Abstract:
Cloud computing is the most demanding technology and is widely used all over the world. It provides on-demand services to industries and individual consumers. It includes the capability of a cloud in providing infrastructure-as-a-service (IaaS) where organizations shift their whole business to a virtual environment and pay the cloud service provider (CSP) rent for their services. Other than potential users attackers have also started using cloud services to launch massive attacks and committing cybercrimes.
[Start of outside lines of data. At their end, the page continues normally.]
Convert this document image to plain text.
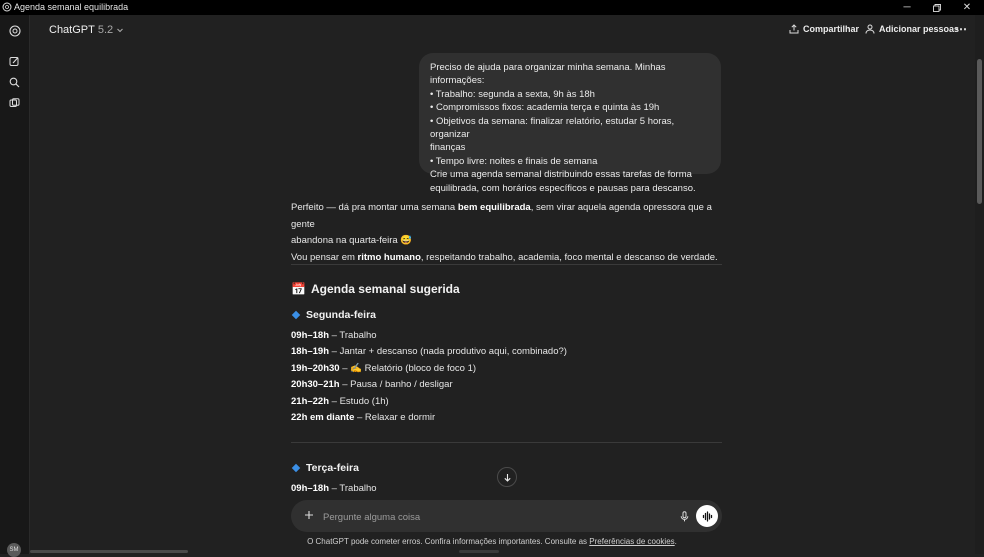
Agenda semanal equilibrada	─	✕
SM
ChatGPT 5.2	Compartilhar Adicionar pessoas
⋯

Preciso de ajuda para organizar minha semana. Minhas informações:

• Trabalho: segunda a sexta, 9h às 18h

• Compromissos fixos: academia terça e quinta às 19h

• Objetivos da semana: finalizar relatório, estudar 5 horas, organizar

finanças

• Tempo livre: noites e finais de semana

Crie uma agenda semanal distribuindo essas tarefas de forma

equilibrada, com horários específicos e pausas para descanso.

Perfeito — dá pra montar uma semana bem equilibrada, sem virar aquela agenda opressora que a gente

abandona na quarta-feira 😅

Vou pensar em ritmo humano, respeitando trabalho, academia, foco mental e descanso de verdade.

📅 Agenda semanal sugerida
Segunda-feira
09h–18h – Trabalho
18h–19h – Jantar + descanso (nada produtivo aqui, combinado?)
19h–20h30 – ✍️ Relatório (bloco de foco 1)
20h30–21h – Pausa / banho / desligar
21h–22h – Estudo (1h)
22h em diante – Relaxar e dormir
Terça-feira
09h–18h – Trabalho
Pergunte alguma coisa
O ChatGPT pode cometer erros. Confira informações importantes. Consulte as Preferências de cookies.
Digital forensic experts use a traditional approach where investigator collect the evidence from the resources having physical access of particular source. In the case of cloud computing data is being stored on remote servers within the different jurisdiction where they have no physical access to servers, logs and to the data. This makes a great challenge for forensic experts in acquiring the evidence to solve a particular case. For this scenario, an investigator needs to collaborate with the service provider for the acquisition of data. Also, the verifiable chain of custody which will be presented to the court becomes a challenge.
Considerable work has been proposed over the last few years on evidence acquisition in cloud infrastructure, however verifiable chain of custody in the cloud is still an issue. Existing literature explains about evidence acquisition from remote places in the cloud and they focused on discussing the future perspective of maintaining chain of custody. Researchers have an emphasis on working in this domain but few have presented the methodology in this regard.
In this thesis, we have proposed a framework which will provide a solution to acquire the evidence from the cloud and will also provide the chain of custody. The evidence acquisition activity will be performed by the organization and will be forwarded to the forensic investigators with a complete chain of custody which can be trusted and can be presented in a court of law.